Adobe Sans MM Font: A Guide to the Internal Substitution Font for PDF Files
Remember, this is the situation:* one and the same notebook with installations of Word 2007, AcrobatPro 9.1.2 including Distiller, and the LucidaSans font installed* a Word 2007 document using LucidaSans* neither PDFWriter nor Distiller creating a PDF that is fit forhanding over to a third party printing service provider.
Adobe Sans Mm Font
* Acrobat faking the original font with its built-in MM fonts justfor on-screen, but not for printing (and not warning about the fontproblem when printing to file, printing to printer, or printing toPDF [=redistilling]).
> If there is only one font on the PSD, then the PSD is for printing. > If there is a choice of typefaces on the PSD, then the PSD is for > viewing or browsing. If you want to embed a subset font only when > a low percentage of the font is used, then you have to go to the source > document and edit the font settings there.

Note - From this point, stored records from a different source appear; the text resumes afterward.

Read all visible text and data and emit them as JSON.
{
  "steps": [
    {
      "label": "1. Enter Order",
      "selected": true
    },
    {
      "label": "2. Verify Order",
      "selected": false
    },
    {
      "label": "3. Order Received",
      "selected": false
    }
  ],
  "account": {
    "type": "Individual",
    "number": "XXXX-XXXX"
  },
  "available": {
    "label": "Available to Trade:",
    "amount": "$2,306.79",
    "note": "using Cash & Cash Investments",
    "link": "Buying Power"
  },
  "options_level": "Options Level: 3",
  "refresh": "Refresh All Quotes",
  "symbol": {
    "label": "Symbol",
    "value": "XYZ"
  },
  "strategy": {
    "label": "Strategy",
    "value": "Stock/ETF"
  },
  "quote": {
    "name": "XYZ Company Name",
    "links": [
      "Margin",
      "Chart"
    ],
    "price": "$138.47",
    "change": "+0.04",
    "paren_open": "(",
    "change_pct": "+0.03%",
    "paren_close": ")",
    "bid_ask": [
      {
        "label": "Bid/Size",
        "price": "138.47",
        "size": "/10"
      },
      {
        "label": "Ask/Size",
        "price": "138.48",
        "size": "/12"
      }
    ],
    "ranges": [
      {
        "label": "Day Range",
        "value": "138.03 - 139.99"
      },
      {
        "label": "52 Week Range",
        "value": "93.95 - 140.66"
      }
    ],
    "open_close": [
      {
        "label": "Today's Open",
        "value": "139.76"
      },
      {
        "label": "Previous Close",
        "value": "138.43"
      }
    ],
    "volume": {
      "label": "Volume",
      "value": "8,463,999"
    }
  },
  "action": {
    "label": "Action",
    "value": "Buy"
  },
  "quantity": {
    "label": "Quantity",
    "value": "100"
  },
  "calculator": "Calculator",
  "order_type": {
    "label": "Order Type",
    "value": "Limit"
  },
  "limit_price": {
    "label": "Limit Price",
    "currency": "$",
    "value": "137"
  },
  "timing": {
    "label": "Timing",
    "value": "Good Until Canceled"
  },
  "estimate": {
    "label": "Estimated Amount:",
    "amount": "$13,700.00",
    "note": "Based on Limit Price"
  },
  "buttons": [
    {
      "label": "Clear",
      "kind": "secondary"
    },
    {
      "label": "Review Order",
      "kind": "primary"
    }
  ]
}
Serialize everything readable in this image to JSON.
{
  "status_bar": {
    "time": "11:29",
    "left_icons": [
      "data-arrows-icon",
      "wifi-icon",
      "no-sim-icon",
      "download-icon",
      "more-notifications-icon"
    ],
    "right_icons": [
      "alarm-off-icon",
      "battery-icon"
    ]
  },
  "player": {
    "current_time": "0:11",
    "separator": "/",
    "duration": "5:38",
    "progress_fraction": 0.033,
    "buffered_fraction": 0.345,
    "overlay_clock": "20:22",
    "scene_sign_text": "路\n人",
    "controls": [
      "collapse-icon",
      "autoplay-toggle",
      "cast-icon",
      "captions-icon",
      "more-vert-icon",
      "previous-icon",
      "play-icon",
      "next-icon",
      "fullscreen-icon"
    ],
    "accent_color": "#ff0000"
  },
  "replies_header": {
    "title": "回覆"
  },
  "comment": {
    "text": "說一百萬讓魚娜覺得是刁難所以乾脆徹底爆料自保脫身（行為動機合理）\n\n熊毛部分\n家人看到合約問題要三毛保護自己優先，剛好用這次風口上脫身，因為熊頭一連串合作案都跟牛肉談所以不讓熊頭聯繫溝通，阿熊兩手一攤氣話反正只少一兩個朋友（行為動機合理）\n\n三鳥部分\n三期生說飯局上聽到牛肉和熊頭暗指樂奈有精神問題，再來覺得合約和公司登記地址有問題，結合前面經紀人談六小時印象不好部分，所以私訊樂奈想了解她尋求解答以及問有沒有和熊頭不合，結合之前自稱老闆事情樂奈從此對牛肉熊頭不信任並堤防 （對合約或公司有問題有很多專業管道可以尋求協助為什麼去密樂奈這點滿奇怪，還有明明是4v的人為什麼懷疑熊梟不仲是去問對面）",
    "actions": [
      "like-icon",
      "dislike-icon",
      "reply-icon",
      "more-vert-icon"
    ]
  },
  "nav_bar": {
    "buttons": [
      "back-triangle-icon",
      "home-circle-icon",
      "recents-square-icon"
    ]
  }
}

In this case, it may also be > desirable to set the thickness of the font to zero. With a thin font, you > cannot read much of the document, but it is not visible anyway.
Easiest solution - try to get the best results by using the best possibleembedding for the destination and choose font size etc.Font substitution during file creation should be a last resort.Use non-editable version. When using this solution, you need tocheck your PDF viewer if fonts substitution is correctly carried out.Ghostscript uses the lastest version of the source font (which may differ from the embedded font) to substitute the font duringcreation.